Keep copies of all important documentation in your UK head office including employment contracts, share plans, leases, access to payroll records and information that may be relevant to determine applicable collective agreements such as job specifications and nature of work. Asking the local director you are proposing to fire for a copy of his employment contract is not considered good form! 


Diarise important dates such as lease renewals, equity vest dates and immigration deadlines. These may be useful for later.


It is vital to obtain an overview of employment law in the country in question. We provide our clients with a country guide setting out key points of local law which they should know and work with our clients to ensure there is an employment contract compliant with local laws. Do not simply use your UK contract overseas. Doing so can have serious adverse consequences. For example, if you use a UK restrictive covenant in Germany you can unwittingly expose the company to a compensation payment of up to six months’ salary on termination, even if you do not want to enforce the covenant.
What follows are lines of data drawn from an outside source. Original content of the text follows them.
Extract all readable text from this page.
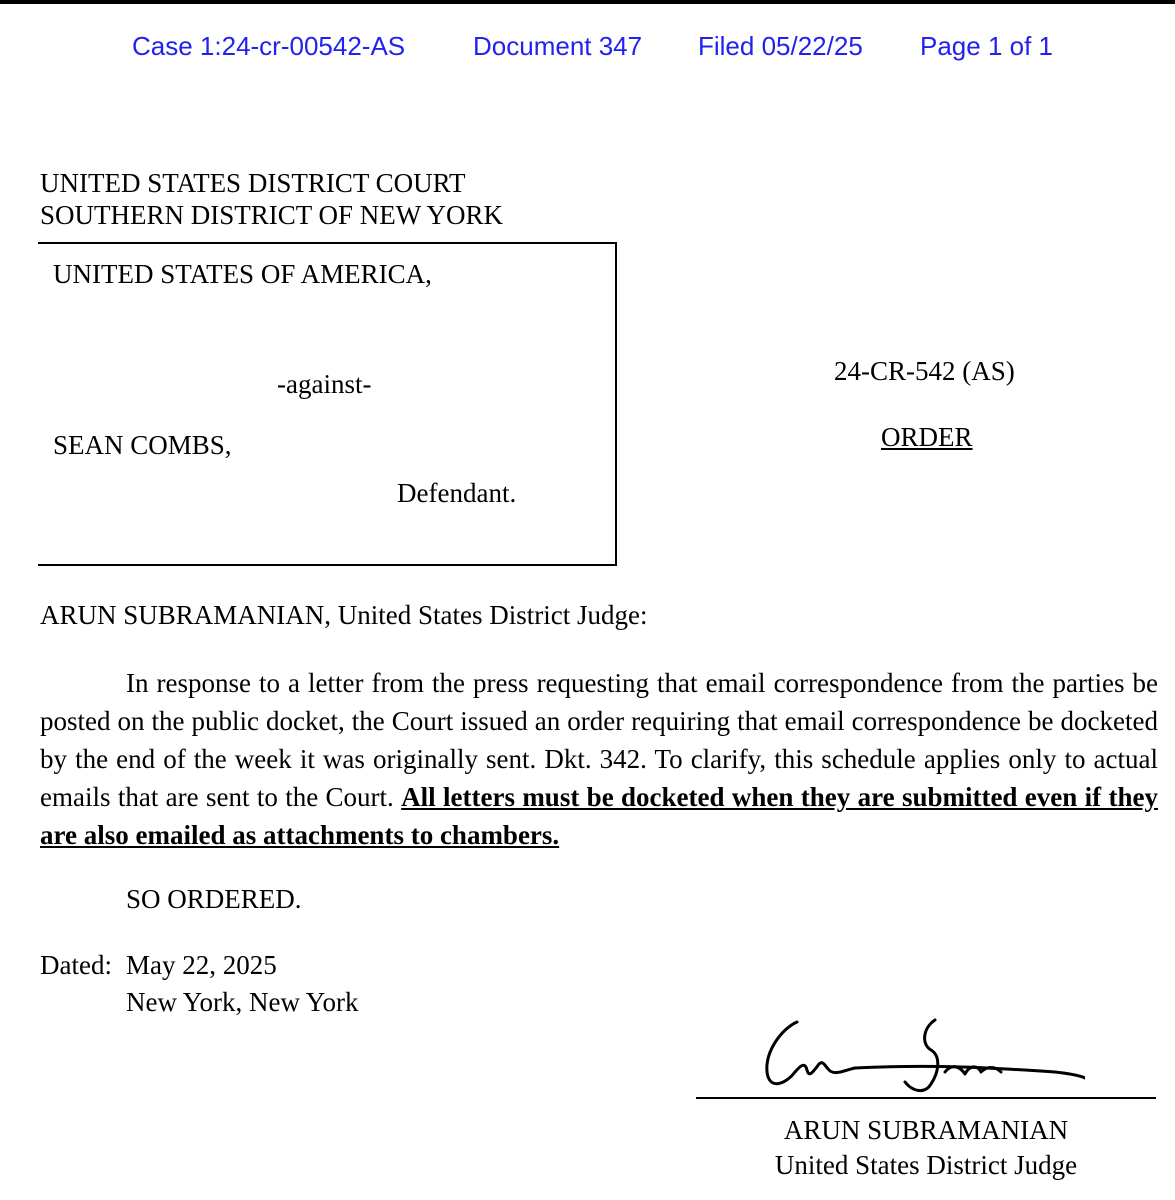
Case 1:24-cr-00542-AS	Document 347 Filed 05/22/25 Page 1 of 1
UNITED STATES DISTRICT COURT
SOUTHERN DISTRICT OF NEW YORK
UNITED STATES OF AMERICA,
-against-
SEAN COMBS,
Defendant.
24-CR-542 (AS)
ORDER
ARUN SUBRAMANIAN, United States District Judge:
In response to a letter from the press requesting that email correspondence from the parties be posted on the public docket, the Court issued an order requiring that email correspondence be docketed by the end of the week it was originally sent. Dkt. 342. To clarify, this schedule applies only to actual emails that are sent to the Court. All letters must be docketed when they are submitted even if they are also emailed as attachments to chambers.
SO ORDERED.
Dated: May 22, 2025
New York, New York
ARUN SUBRAMANIAN
United States District Judge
Get the identity of the employer right in the employment contract. Whether the home or local company is the employer will usually be dictated by tax, advice on which will be money well spent. 


The immigration situation will also need considering if you are seconding someone from the UK, as will consideration of the support you will provide in terms of living accommodation, shipping of possessions and any additional pay or benefits. Many employers offer some form of tax equalisation arrangement when sending someone on secondment – compensating the employee for any higher income tax rates he will encounter in the new country. Speak to your accountants about income tax and social security and any double taxation issues. 


Some countries including France require that the employment contract is translated into the local language to be legally valid – even if between two English-speaking parties. Overlook technicalities such as this at your peril. Employment law breaches in France can lead to criminal charges against individuals running a business.


With the right advice dealing with overseas appointments once you have found the right candidate should not consume much of your time or resources. Getting the relationship on a sound footing and planning for future eventualities should avoid the mishaps and war tales which can cause so much damage to your less well informed competitors.